Jill Fulk, a customer service representative at an insurance company in Greenbelt, Md., has been earning about the same wages since 2006. "I do not feel there is any hope for the true middle class," she says.
After years of struggling just to make ends meet, many Americans who describe themselves as middle class say they feel like they are barely hanging on, rather than getting ahead.
That’s no surprise, given the years of economic data showing just how hard it has been for many people in the middle of the income spectrum to improve their economic situation.
The latest evidence: The U.S. Census Bureau reported Tuesday that the nation’s real median household income — or the midpoint of American income levels — was essentially unchanged in 2012 at $51,017. That compares with $51,100 in 2011, after adjusting for inflation.

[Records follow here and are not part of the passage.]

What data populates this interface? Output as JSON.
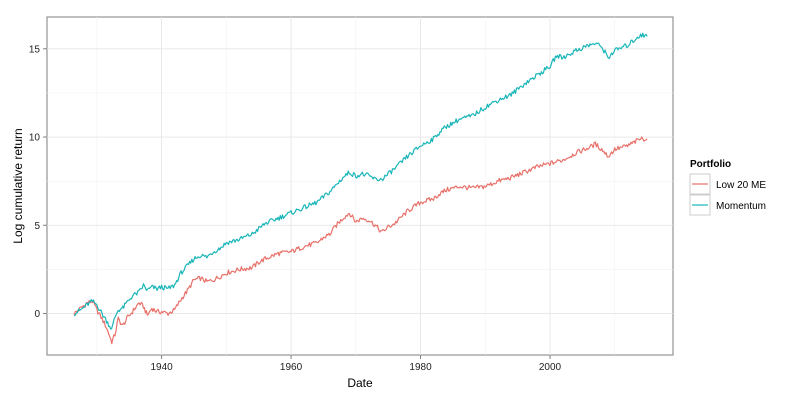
{
  "chart_data": {
    "type": "line",
    "xlabel": "Date",
    "ylabel": "Log cumulative return",
    "xlim": [
      1922.3,
      2019.0
    ],
    "ylim": [
      -2.35,
      16.8
    ],
    "x_ticks": [
      1940,
      1960,
      1980,
      2000
    ],
    "y_ticks": [
      0,
      5,
      10,
      15
    ],
    "grid": true,
    "legend": {
      "title": "Portfolio",
      "placement": "right"
    },
    "series": [
      {
        "name": "Low 20 ME",
        "color": "#e8716a",
        "points": [
          [
            1926.5,
            0.0
          ],
          [
            1927.5,
            0.3
          ],
          [
            1928.5,
            0.6
          ],
          [
            1929.3,
            0.7
          ],
          [
            1930.0,
            0.2
          ],
          [
            1930.8,
            -0.3
          ],
          [
            1931.5,
            -0.8
          ],
          [
            1932.3,
            -1.6
          ],
          [
            1932.8,
            -1.2
          ],
          [
            1933.3,
            -0.3
          ],
          [
            1934.0,
            -0.7
          ],
          [
            1934.8,
            -0.2
          ],
          [
            1935.5,
            0.1
          ],
          [
            1936.5,
            0.6
          ],
          [
            1937.2,
            0.4
          ],
          [
            1937.8,
            -0.1
          ],
          [
            1938.5,
            0.3
          ],
          [
            1939.3,
            0.1
          ],
          [
            1940.0,
            0.1
          ],
          [
            1941.0,
            0.0
          ],
          [
            1942.0,
            0.2
          ],
          [
            1943.0,
            0.8
          ],
          [
            1944.0,
            1.3
          ],
          [
            1945.0,
            1.9
          ],
          [
            1946.0,
            2.0
          ],
          [
            1947.0,
            1.8
          ],
          [
            1948.0,
            1.9
          ],
          [
            1949.0,
            2.1
          ],
          [
            1950.0,
            2.3
          ],
          [
            1952.0,
            2.5
          ],
          [
            1954.0,
            2.6
          ],
          [
            1955.0,
            2.9
          ],
          [
            1956.0,
            3.1
          ],
          [
            1958.0,
            3.4
          ],
          [
            1960.0,
            3.5
          ],
          [
            1962.0,
            3.8
          ],
          [
            1964.0,
            4.0
          ],
          [
            1965.0,
            4.3
          ],
          [
            1966.0,
            4.5
          ],
          [
            1967.0,
            5.0
          ],
          [
            1968.0,
            5.4
          ],
          [
            1969.0,
            5.7
          ],
          [
            1970.0,
            5.2
          ],
          [
            1971.0,
            5.4
          ],
          [
            1972.0,
            5.3
          ],
          [
            1973.0,
            5.0
          ],
          [
            1974.0,
            4.6
          ],
          [
            1975.0,
            4.9
          ],
          [
            1976.0,
            5.1
          ],
          [
            1978.0,
            5.8
          ],
          [
            1980.0,
            6.3
          ],
          [
            1982.0,
            6.5
          ],
          [
            1983.0,
            6.8
          ],
          [
            1984.0,
            7.0
          ],
          [
            1986.0,
            7.2
          ],
          [
            1988.0,
            7.1
          ],
          [
            1990.0,
            7.2
          ],
          [
            1992.0,
            7.5
          ],
          [
            1994.0,
            7.7
          ],
          [
            1996.0,
            8.0
          ],
          [
            1998.0,
            8.3
          ],
          [
            2000.0,
            8.5
          ],
          [
            2002.0,
            8.7
          ],
          [
            2004.0,
            9.1
          ],
          [
            2006.0,
            9.4
          ],
          [
            2007.0,
            9.6
          ],
          [
            2008.0,
            9.3
          ],
          [
            2009.0,
            8.9
          ],
          [
            2010.0,
            9.3
          ],
          [
            2012.0,
            9.5
          ],
          [
            2013.0,
            9.7
          ],
          [
            2014.0,
            9.9
          ],
          [
            2015.0,
            9.9
          ]
        ]
      },
      {
        "name": "Momentum",
        "color": "#19b5b8",
        "points": [
          [
            1926.5,
            0.0
          ],
          [
            1927.5,
            0.2
          ],
          [
            1928.5,
            0.5
          ],
          [
            1929.3,
            0.7
          ],
          [
            1930.0,
            0.5
          ],
          [
            1930.8,
            0.0
          ],
          [
            1931.5,
            -0.4
          ],
          [
            1932.3,
            -0.9
          ],
          [
            1932.8,
            -0.2
          ],
          [
            1933.3,
            0.2
          ],
          [
            1934.0,
            0.3
          ],
          [
            1934.8,
            0.7
          ],
          [
            1935.5,
            1.0
          ],
          [
            1936.5,
            1.2
          ],
          [
            1937.2,
            1.6
          ],
          [
            1937.8,
            1.3
          ],
          [
            1938.5,
            1.5
          ],
          [
            1939.3,
            1.4
          ],
          [
            1940.0,
            1.5
          ],
          [
            1941.0,
            1.4
          ],
          [
            1942.0,
            1.6
          ],
          [
            1943.0,
            2.3
          ],
          [
            1944.0,
            2.7
          ],
          [
            1945.0,
            3.1
          ],
          [
            1946.0,
            3.3
          ],
          [
            1947.0,
            3.2
          ],
          [
            1948.0,
            3.5
          ],
          [
            1949.0,
            3.7
          ],
          [
            1950.0,
            4.0
          ],
          [
            1952.0,
            4.2
          ],
          [
            1954.0,
            4.5
          ],
          [
            1955.0,
            4.8
          ],
          [
            1956.0,
            5.1
          ],
          [
            1958.0,
            5.4
          ],
          [
            1960.0,
            5.7
          ],
          [
            1962.0,
            6.0
          ],
          [
            1964.0,
            6.3
          ],
          [
            1965.0,
            6.6
          ],
          [
            1966.0,
            6.9
          ],
          [
            1967.0,
            7.3
          ],
          [
            1968.0,
            7.7
          ],
          [
            1969.0,
            8.0
          ],
          [
            1970.0,
            7.8
          ],
          [
            1971.0,
            7.9
          ],
          [
            1972.0,
            7.8
          ],
          [
            1973.0,
            7.6
          ],
          [
            1974.0,
            7.6
          ],
          [
            1975.0,
            7.9
          ],
          [
            1976.0,
            8.2
          ],
          [
            1978.0,
            8.9
          ],
          [
            1980.0,
            9.5
          ],
          [
            1982.0,
            9.9
          ],
          [
            1983.0,
            10.3
          ],
          [
            1984.0,
            10.6
          ],
          [
            1986.0,
            11.0
          ],
          [
            1988.0,
            11.2
          ],
          [
            1990.0,
            11.7
          ],
          [
            1992.0,
            12.1
          ],
          [
            1994.0,
            12.4
          ],
          [
            1996.0,
            13.0
          ],
          [
            1998.0,
            13.5
          ],
          [
            2000.0,
            14.0
          ],
          [
            2001.0,
            14.6
          ],
          [
            2002.0,
            14.5
          ],
          [
            2004.0,
            14.9
          ],
          [
            2006.0,
            15.2
          ],
          [
            2007.0,
            15.3
          ],
          [
            2008.0,
            15.1
          ],
          [
            2009.0,
            14.5
          ],
          [
            2010.0,
            14.9
          ],
          [
            2012.0,
            15.2
          ],
          [
            2013.0,
            15.5
          ],
          [
            2014.0,
            15.8
          ],
          [
            2015.0,
            15.7
          ]
        ]
      }
    ]
  }
}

Last year's stagnation followed declines in 2011 and 2010. The latest data also showed that Americans at the midpoint of the income spectrum still aren’t doing as well as they were in 2007, the year the nation went into recession.
“The recovery’s just been awfully slow,” said Dennis Gilbert, a sociology professor at Hamilton College in Clinton, N.Y., who studies class structure and income inequality.
In fact, after adjusting for inflation, median household income is back to where it was in 1996, said Richard Fry, a senior economist with Pew Research Center.
“There is a sense that in middle-income America … they’ve been treading water for 15 years,” Fry said.
Jill Fulk, 56, still considers herself part of the middle class. But after six years of economic turmoil, she said she also feels like the middle class itself has changed.
“I feel like it is a whole different class,” she said. “It’s a class of survivors, scrapers.”
Fulk said she was happy with her jobs and pay until around 2007, when the insurance company where she worked started going through a series of reorganizations. That resulted in her switching positions several times, and at one point even taking a pay cut in order to try to get into a job with some advancement potential.
About a year ago, she and her husband moved from Florida to Montgomery County, Md., to share a house with her 29-year-old daughter and her son-in-law. Fulk was able to take a job making the same amount of money, as a customer service representative with an insurance agency.
The move was aimed at helping the young couple shore up their finances while her daughter started a pet-sitting business, Fulk said. It also allowed her 27-year-old son, who served in the military and is getting ready to start police training, to move into the home she owns in Florida.
“We don’t have money to give them, but I want to try to give them support,” Fulk said of her children.
Fulk said her wages have been stagnant for years, but at least she feels like she has more job security in her current job than she did in Florida.
Still, her husband spent a year in part-time, low-paying jobs before finally landing a full-time position in Maryland last week. The years of struggles have left the couple so strapped for cash that when her father died earlier this year, they couldn’t even afford for her husband to fly down for the funeral.
“We’re budgeting every single thing we do,” she said.
Harder to maintain standard of living
There's no set definition of the middle class, but 42 percent of Americans identify themselves as part of it, according to a Gallup poll released late last last year.
It appears that many of those people are, like Fulk, feeling squeezed.
A Pew Research Center survey released last year found that 85 percent of Americans who describe themselves as middle class think it’s harder to maintain their standard of living than it was a decade ago.
“When people say it’s harder to maintain their standard of living another way to look at it is, ‘Do you have the same amount of money as a decade ago?’ And many people don’t,” said D’Vera Cohn, a senior writer with Pew Research Center. “So in that sense their beliefs about falling behind align with what the data show.”
It’s not just because median household incomes haven’t been growing. The nation’s median household net worth — another key measure of financial comfort — also was lower in 2011 than it was in 2000, according to the Census Bureau.
Gilbert, the sociology professor, said he doesn’t think the middle class is disappearing. But as time goes on, he said it could be that there are more people who feel “that they’re middle class hanging by their thumbs — barely middle class.”
Worried about setbacks
The uncertainty of the last six years also has left many people worried that they could fall down the economic ladder.
Rachel Wettering, 34, and her husband consider themselves middle class because they have decent jobs, two cars and their own home. Still, Wettering said expenses such as her student loans and their toddler’s daycare expenses leave little room for extras.
Wettering, who lives in Fulton, N.Y., and works for a large insurance company, also said she fears that just one setback — a health scare, job loss or other emergency — could be their downfall.
“I feel like yes, I consider us middle class, but sometimes I feel like we’re just hanging on there and it could very easily change,” she said.
Many also worry about their children’s future.
Paula Taillant, 39, makes a good living as a nurse in the San Francisco Bay Area. But as a single mom to two boys — one in elementary school and one in college — she said it still feels like there’s never any money left over. That’s because high rent, child care, her son’s tuition and her own student loan costs are eating it all up.
She considers herself middle class. But lately she said she’s become more anxious about whether her children will be able to say the same thing.
“What’s it going to be like for them” she said she asks herself. “Will they be able to support themselves?”